US diplomats later tried to square that circle, saying that Washington supports cooperation with ‘like-minded nations’ and will push in international forums for governance approaches that spur innovation, align with American values, and counter authoritarian models. In other words, the US favours coalitions and standards it can help shape, rather than a single, UN-led regime.

Such a position clashed with multiple initiatives unveiled in New York. On Thursday, Secretary-General António Guterres launched the Global Dialogue on AI Governance, an all-member-state platform meant to ‘lay the cornerstones of a global AI ecosystem’ capable of keeping up with rapid advances. Nobel laureate Daron Acemoglu underscored the urgency, calling AI ‘the biggest threat that humanity has faced,’ a view intended to galvanise broad, coordinated oversight.

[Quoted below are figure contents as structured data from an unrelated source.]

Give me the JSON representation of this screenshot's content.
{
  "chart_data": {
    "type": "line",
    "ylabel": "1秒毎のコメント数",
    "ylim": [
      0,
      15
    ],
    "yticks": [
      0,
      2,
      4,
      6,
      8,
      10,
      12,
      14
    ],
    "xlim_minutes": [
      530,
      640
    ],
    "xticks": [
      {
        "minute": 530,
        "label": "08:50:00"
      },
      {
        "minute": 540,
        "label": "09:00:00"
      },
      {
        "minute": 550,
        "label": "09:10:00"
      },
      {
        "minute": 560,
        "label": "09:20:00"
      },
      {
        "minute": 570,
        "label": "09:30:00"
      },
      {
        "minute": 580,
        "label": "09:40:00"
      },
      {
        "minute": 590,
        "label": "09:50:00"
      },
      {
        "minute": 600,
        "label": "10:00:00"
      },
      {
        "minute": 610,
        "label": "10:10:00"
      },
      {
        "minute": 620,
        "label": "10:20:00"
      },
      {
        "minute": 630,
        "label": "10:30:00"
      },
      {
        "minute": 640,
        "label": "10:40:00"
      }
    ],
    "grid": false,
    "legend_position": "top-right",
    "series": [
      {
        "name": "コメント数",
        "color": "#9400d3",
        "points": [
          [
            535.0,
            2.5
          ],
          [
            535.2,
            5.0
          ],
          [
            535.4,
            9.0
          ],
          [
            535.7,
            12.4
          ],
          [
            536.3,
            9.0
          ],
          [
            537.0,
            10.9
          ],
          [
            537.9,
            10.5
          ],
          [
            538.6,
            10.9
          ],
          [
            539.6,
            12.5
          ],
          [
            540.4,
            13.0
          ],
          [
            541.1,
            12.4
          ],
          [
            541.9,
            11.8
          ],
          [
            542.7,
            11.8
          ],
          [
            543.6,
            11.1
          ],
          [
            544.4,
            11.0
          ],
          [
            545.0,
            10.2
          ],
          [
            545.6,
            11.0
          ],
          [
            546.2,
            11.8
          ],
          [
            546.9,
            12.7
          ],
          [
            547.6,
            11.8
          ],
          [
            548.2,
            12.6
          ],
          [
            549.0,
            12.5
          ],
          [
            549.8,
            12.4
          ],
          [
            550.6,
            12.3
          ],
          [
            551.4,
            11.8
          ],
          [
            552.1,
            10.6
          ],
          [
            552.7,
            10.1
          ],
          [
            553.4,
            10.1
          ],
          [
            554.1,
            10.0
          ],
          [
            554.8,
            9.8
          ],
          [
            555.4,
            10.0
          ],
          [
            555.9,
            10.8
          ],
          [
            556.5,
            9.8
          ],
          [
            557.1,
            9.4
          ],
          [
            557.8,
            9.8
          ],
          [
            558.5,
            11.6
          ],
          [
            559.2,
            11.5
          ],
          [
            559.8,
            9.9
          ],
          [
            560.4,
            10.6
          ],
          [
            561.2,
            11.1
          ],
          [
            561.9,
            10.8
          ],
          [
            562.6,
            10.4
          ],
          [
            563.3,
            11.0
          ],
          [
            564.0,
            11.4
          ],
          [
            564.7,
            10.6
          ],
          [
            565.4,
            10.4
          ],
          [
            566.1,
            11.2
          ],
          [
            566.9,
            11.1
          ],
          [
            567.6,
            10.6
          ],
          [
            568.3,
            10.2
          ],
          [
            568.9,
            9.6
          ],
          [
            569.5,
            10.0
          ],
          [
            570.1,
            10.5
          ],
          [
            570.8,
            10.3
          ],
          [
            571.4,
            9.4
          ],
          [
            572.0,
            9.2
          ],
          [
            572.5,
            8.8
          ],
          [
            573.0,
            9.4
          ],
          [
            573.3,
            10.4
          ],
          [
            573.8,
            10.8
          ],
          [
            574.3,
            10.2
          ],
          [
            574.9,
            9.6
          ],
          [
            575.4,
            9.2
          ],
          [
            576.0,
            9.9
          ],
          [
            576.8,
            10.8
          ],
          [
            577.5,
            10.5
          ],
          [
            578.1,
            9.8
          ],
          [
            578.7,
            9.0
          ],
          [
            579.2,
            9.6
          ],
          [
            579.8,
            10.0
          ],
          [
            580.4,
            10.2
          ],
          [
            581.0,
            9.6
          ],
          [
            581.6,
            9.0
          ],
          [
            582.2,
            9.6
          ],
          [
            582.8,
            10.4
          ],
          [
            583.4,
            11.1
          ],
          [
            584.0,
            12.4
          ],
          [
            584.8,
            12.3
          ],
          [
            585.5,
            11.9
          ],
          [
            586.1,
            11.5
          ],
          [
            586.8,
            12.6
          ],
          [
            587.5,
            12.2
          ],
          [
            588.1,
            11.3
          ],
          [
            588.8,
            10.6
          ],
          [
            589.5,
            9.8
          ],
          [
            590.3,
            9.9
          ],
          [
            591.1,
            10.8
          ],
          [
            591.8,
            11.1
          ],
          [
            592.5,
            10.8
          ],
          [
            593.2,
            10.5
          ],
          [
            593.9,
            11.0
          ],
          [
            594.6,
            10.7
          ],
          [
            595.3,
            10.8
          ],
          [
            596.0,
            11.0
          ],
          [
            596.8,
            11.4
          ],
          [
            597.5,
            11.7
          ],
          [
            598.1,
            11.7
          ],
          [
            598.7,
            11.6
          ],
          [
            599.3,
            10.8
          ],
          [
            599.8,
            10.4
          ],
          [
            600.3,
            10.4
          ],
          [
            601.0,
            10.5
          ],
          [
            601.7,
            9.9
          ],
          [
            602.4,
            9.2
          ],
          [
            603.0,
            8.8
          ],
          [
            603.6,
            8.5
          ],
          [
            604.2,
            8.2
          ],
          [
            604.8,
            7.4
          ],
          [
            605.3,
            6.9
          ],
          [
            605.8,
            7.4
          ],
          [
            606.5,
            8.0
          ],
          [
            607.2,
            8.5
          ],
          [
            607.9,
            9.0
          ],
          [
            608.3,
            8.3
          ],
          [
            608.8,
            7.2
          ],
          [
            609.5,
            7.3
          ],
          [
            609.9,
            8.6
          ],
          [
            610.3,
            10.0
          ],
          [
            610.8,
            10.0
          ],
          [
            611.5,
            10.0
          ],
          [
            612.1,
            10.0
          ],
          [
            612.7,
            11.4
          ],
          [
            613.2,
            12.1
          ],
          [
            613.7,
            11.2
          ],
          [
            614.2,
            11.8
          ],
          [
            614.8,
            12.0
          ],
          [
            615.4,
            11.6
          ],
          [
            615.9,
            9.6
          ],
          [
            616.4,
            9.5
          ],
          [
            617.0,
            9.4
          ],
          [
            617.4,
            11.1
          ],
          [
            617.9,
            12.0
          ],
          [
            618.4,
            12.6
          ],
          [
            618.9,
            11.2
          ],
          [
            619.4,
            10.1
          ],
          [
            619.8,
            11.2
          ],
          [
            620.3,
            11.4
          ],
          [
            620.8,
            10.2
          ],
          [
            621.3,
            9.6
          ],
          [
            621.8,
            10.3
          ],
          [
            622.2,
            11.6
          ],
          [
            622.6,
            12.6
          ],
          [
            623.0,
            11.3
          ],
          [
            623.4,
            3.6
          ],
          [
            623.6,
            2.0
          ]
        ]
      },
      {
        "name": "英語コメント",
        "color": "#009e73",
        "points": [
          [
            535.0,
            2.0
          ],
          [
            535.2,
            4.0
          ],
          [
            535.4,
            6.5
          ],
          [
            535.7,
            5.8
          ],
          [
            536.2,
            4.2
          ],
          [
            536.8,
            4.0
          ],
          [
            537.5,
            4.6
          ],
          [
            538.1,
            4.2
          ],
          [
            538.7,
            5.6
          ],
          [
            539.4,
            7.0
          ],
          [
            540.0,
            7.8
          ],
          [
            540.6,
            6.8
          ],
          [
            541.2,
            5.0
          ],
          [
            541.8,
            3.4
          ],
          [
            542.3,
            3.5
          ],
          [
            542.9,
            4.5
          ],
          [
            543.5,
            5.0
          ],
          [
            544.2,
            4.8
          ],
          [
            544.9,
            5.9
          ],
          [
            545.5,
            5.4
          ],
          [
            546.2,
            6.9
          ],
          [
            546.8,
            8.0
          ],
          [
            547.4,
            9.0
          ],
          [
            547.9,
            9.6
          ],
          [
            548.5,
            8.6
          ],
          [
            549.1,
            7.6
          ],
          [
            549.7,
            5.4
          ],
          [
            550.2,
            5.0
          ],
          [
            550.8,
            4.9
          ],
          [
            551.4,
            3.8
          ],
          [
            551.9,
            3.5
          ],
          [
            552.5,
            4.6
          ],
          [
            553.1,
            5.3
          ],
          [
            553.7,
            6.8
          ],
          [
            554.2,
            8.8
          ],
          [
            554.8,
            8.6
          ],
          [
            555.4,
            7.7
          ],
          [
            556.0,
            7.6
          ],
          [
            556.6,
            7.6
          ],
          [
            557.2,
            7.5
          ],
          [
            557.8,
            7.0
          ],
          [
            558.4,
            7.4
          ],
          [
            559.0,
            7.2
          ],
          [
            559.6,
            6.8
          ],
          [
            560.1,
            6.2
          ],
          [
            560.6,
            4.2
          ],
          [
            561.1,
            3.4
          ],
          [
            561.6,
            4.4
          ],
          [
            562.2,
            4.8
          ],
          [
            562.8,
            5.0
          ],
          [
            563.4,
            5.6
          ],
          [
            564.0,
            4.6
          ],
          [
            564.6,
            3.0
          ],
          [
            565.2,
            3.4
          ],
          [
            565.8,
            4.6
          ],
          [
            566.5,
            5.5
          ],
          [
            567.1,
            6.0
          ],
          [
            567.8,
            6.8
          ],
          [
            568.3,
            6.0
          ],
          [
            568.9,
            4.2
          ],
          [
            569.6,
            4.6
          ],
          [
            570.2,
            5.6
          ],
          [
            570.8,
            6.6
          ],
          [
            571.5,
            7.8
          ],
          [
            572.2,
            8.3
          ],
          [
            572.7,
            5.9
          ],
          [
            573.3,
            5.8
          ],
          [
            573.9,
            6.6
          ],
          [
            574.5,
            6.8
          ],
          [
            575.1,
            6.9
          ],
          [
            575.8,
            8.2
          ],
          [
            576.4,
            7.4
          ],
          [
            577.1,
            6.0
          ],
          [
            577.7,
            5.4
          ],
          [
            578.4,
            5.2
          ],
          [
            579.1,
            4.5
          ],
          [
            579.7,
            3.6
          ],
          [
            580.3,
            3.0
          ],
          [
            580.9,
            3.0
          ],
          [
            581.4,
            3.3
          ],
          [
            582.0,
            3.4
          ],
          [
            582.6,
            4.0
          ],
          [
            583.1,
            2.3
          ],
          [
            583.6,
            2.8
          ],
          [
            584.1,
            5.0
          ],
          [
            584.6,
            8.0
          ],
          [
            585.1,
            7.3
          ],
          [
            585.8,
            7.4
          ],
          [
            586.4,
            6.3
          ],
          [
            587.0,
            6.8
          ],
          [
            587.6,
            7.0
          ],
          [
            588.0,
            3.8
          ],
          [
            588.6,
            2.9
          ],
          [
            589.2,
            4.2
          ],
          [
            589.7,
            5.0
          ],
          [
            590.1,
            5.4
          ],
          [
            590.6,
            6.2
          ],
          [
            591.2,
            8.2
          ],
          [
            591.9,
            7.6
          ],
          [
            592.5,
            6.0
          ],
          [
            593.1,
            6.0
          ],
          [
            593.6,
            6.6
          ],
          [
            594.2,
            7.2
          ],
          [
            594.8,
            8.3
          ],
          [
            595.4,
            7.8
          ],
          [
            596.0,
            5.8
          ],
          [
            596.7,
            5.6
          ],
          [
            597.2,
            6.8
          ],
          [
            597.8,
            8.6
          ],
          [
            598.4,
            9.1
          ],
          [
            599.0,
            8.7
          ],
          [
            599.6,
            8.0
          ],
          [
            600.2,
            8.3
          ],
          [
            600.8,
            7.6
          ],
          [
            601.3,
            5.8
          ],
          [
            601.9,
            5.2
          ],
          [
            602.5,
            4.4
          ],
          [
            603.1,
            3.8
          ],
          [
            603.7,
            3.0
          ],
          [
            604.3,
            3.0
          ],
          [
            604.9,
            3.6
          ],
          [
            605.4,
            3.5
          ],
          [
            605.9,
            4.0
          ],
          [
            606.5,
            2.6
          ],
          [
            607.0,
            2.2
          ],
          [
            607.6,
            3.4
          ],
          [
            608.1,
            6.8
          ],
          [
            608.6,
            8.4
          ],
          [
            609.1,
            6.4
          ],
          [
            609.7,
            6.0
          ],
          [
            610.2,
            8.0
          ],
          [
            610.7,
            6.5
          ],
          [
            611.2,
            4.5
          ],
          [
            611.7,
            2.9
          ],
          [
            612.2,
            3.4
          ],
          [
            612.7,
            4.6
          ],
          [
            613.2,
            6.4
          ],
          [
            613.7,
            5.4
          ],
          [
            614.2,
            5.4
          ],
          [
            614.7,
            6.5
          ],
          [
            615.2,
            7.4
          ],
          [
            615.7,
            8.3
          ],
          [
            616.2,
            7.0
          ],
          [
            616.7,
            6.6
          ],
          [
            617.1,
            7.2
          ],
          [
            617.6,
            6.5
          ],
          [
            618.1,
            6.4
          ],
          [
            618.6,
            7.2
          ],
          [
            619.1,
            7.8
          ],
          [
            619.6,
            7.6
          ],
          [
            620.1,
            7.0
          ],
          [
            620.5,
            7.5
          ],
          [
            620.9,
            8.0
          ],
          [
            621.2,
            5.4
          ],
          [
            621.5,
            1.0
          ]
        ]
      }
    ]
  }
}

UN officials pushed back on the notion that the US is at odds with the organisation’s ambitions. Amandeep Singh Gill, the secretary-general’s envoy for digital and emerging technologies, said that Washington’s scepticism has been misread and that there is room for US leadership within an inclusive global process. For now, the fault line is clear: many governments want a common framework under UN auspices, while the US is betting on national sovereignty, flexible coalitions, and targeted tools, especially for security, over a single centralised AI rulebook.